L’essentiel du litige portait sur la question de l’établissement stable. L’administration fiscale présumait l’existence d’un établissement stable de Google en France et lui réclamait 1,15 milliard d’€. À partir de 2011, elle avait mené plusieurs perquisitions, parfois musclées, au siège parisien de la firme, via une opération baptisée Tulipe. Portée devant le tribunal administratif de Paris puis la cour administrative d’appel de Paris en avril dernier, l’affaire avait été dans le sens de la firme américaine, les magistrats ayant annulé les redressements fiscaux en considérant que ce n’était pas la filiale française mais bien l’irlandaise qui vendait de la publicité dans l’hexagone. L’État avait alors porté le dossier devant le Conseil d’État, tout en ouvrant la voie à un accord transactionnel. « Si Google est prêt à entrer dans une démarche sincère auprès du gouvernement français pour régulariser sa situation (…) notre porte est ouverte. Il vaut mieux un bon accord qu’un mauvais procès », annonçait Gérald Darmanin. Le groupe américain, de son côté, s’était toujours montré ouvert à la transaction. Si du point de vue du droit, les montages fiscaux de Google auraient pu ne pas être considérés comme abusifs par la Haute cour administrative, la firme a tout de même pris conscience que, du point de vue de la morale, les français étaient en droit de se trouver émus de cette absence de taxation dans l’hexagone pour un chiffre d’affaires engrangé localement.
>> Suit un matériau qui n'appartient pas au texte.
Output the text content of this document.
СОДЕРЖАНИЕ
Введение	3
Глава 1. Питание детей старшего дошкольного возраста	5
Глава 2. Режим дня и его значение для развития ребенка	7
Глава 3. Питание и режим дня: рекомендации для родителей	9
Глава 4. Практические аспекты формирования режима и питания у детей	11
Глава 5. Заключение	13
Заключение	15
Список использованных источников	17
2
Et sur fond de de réflexion fiscale internationale portée par la clairvoyance de l’OCDE, c’est peut-être aussi l’action de l’exécutif français qui aura fait pencher la balance. Car à coups de communications efficaces sur l’introduction en droit français d’une taxe GAFA -d’ailleurs largement critiquée par les spécialistes comme étant mal pensée – il a coincé Google entre le marteau et l’enclume. Il est aujourd’hui impensable pour une entreprise de se mettre à dos l’opinion publique, tout mastodonte qu’elle soit, alors que les considérations de justice fiscale sont au cœur de l’attention des français.

Le contenu de la CJIP désormais public

La CJIP a été publiée mardi sur le site du PNF. Il en ressort un point fondamental et nouveau par rapport au texte signé par Carmignac. Si les deux filiales de la firme américaine ne reconnaissent bien sûr à aucun moment leur responsabilité, elles ne reconnaissent pas non plus la réalité des faits considérés comme abusifs. En faisant tout d’abord valoir qu’elles avaient « reçu de nombreux conseils professionnels sur le bien-fondé de leur structure fiscale », elles se contentent de « prendre acte que les faits présentés par le Procureur de la République financier sont, au terme de l’enquête, susceptibles de recevoir les qualifications pénales susmentionnées ». Interrogé par la rédaction, l’avocat Antonin Levy, qui représentait la filiale française, explique : «Google n’a pas eu à reconnaitre les faits présentés par le PRF. Cette CJIP illustre ce que doit être une juste lecture de l’article 41-1-2 du code de procédure pénale  ».

Après deux décisions de justice en sa défaveur -l’arrêt de la cour administrative d’appel étant particulièrement détaillé et motivé-l’administration et le procureur de la République financier ont donc dû se résoudre à abandonner leur argumentaire sur l’établissement stable. Le texte de la CJIP est très clair : les négociations ont porté sur la problématique des prix de transfert. Dans le contrat de prestation de service conclu entre Google France et Google Irlande, la première entité aurait sous-évalué sa prestation compte tenu des services effectués. S’en suit un calcul, très détaillé, sur le montant de l’amende d’intérêt public : un peu plus de 46 M€ pour Google France et 453 M€ pour la filiale irlandaise.